Recent poets, by their lives and writings, have also contributed to our learning a language of peacemaking. Denise Levertov, in her poem ,“Making Peace,” is one of them. In a startling recovery of the word, peace, which probably died on the Western Front in 1918, she defines “peace,” as “a presence, an energy field more intense than war.” She means, quite rightly, that it is a dynamic rather than a static entity.

One might argue that the history of nonviolence has perhaps been furthered by the secularization of Western culture over the past five centuries. As people become less identified with the dogmas of institutional religion, theories of nonviolence have become less dependent upon religious rhetoric or principles to justify them. Over the past one-hundred sixty years, from the publication of Christian Nonresistance until now, the secularization of the language has accompanied the secularization of Western culture, including Christianity.

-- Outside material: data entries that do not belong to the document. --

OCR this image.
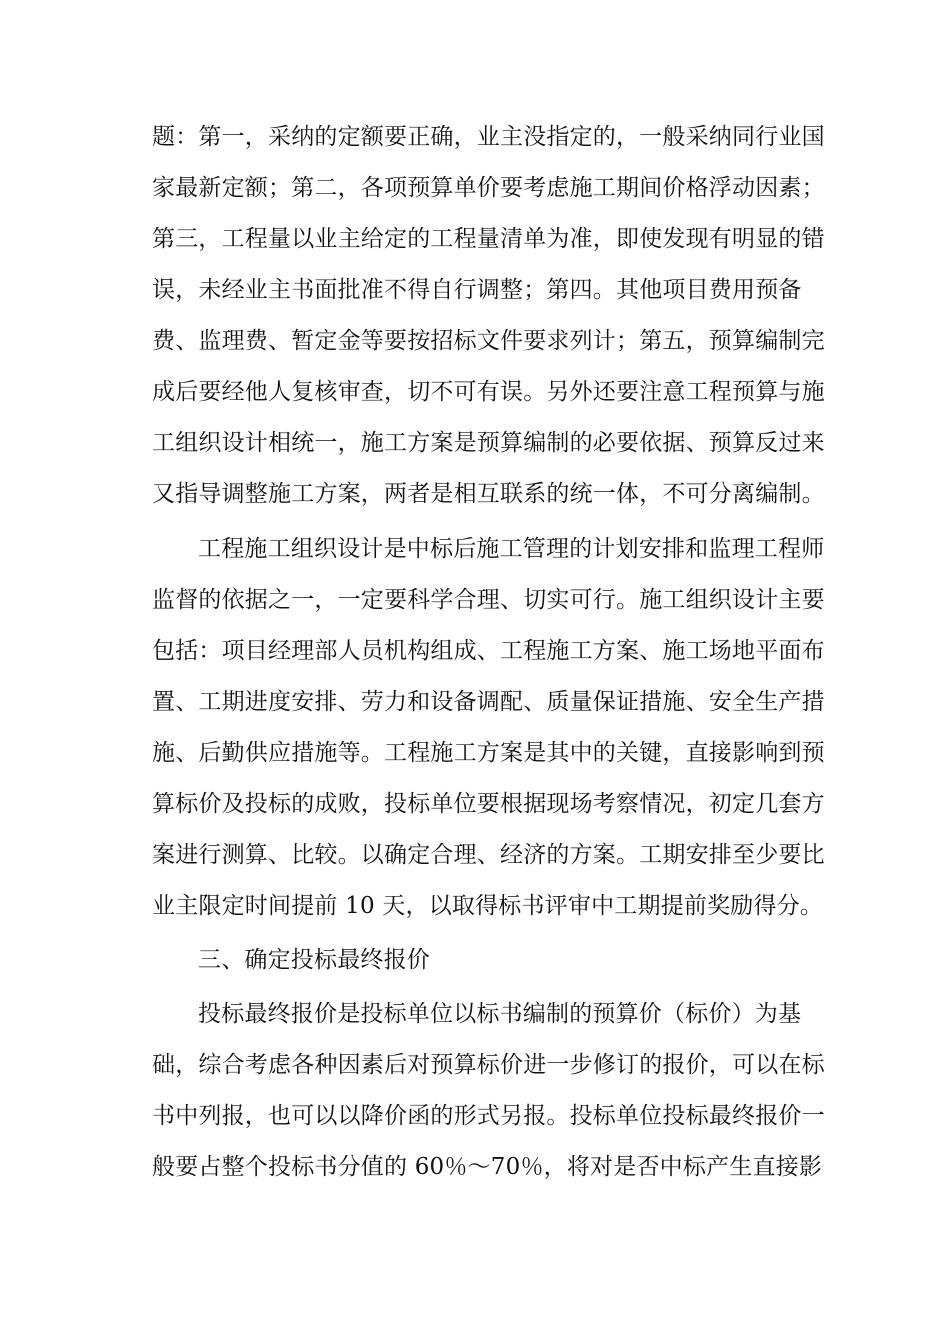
题：第一，采纳的定额要正确，业主没指定的，一般采纳同行业国
家最新定额；第二，各项预算单价要考虑施工期间价格浮动因素；
第三，工程量以业主给定的工程量清单为准，即使发现有明显的错
误，未经业主书面批准不得自行调整；第四。其他项目费用预备
费、监理费、暂定金等要按招标文件要求列计；第五，预算编制完
成后要经他人复核审查，切不可有误。另外还要注意工程预算与施
工组织设计相统一，施工方案是预算编制的必要依据、预算反过来
又指导调整施工方案，两者是相互联系的统一体，不可分离编制。
工程施工组织设计是中标后施工管理的计划安排和监理工程师
监督的依据之一，一定要科学合理、切实可行。施工组织设计主要
包括：项目经理部人员机构组成、工程施工方案、施工场地平面布
置、工期进度安排、劳力和设备调配、质量保证措施、安全生产措
施、后勤供应措施等。工程施工方案是其中的关键，直接影响到预
算标价及投标的成败，投标单位要根据现场考察情况，初定几套方
案进行测算、比较。以确定合理、经济的方案。工期安排至少要比
业主限定时间提前 10 天，以取得标书评审中工期提前奖励得分。
三、确定投标最终报价
投标最终报价是投标单位以标书编制的预算价（标价）为基
础，综合考虑各种因素后对预算标价进一步修订的报价，可以在标
书中列报，也可以以降价函的形式另报。投标单位投标最终报价一
般要占整个投标书分值的 60％～70％，将对是否中标产生直接影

In the struggle for human rights such as habeas corpus, not to mention the separation of church and state, human beings have increasingly based their values on humanism, rather than Christianity, on natural rights rather than divine rights. At the same time, the community and nature have replaced the church and the state as authoritative sources. So, although many people engaged in nonviolent struggle emphasize their religious backgrounds, participation may or may not depend upon that association.

Perhaps because my own commitment to nonviolence is grounded in religions teaching, I think it is important to add that both principled nonviolence and nonviolent struggle, to use Sharp’s terms, have been strengthened by recent biblical scholarship and research on the historical Jesus.

The writings of the theologian, Walter Wink, for example, on the basis of a famous passage in Matthew, identify Jesus as a nonviolent activist. In counseling people to turn the other cheek, to walk the extra mile, and to surrender their cloak as well as their coat, Jesus was being confrontational, recommending active resistance to authorities, not mere passive acceptance of their punishment. Turning the other cheek meant forcing the other person to strike you with the back of his or her hand, thus acknowledging your humanity. Walking the extra mile meant inflicting punishment on yourself that went beyond what had been meted out to you, so that your guard or jailer risked being criticized, or even disciplined him/herself. Surrendering your cloak as well as your coat meant standing naked before the crowd, to the embarrassment of your assailant.

In the long effort to find a term that accurately conveys the full meaning of “nonviolence,” activists and civil disobedients have resisted injustice, resolved conflict, and brought about social change at great personal sacrifice, often at the cost of their lives. Over the last two centuries, Adin Ballou, Leo Tolstoy, Gandhi, and Gene Sharp, among others, have also made major contributions through their commentaries, research, and scholarship, to the benefit of everyone. And it is encouraging indeed to find young scholars and researchers, including members of the International Peace Research Association, continuing to enrich a tradition of informed discourse which these four theorists helped to establish.

Michael True, author of An Energy Field More Intense Than War: The Nonviolent Tradition and American Literature, 1995, is former president International Peace Research Association Foundation and Emeritus Professor, Assumption College, Worcester, Massachusetts.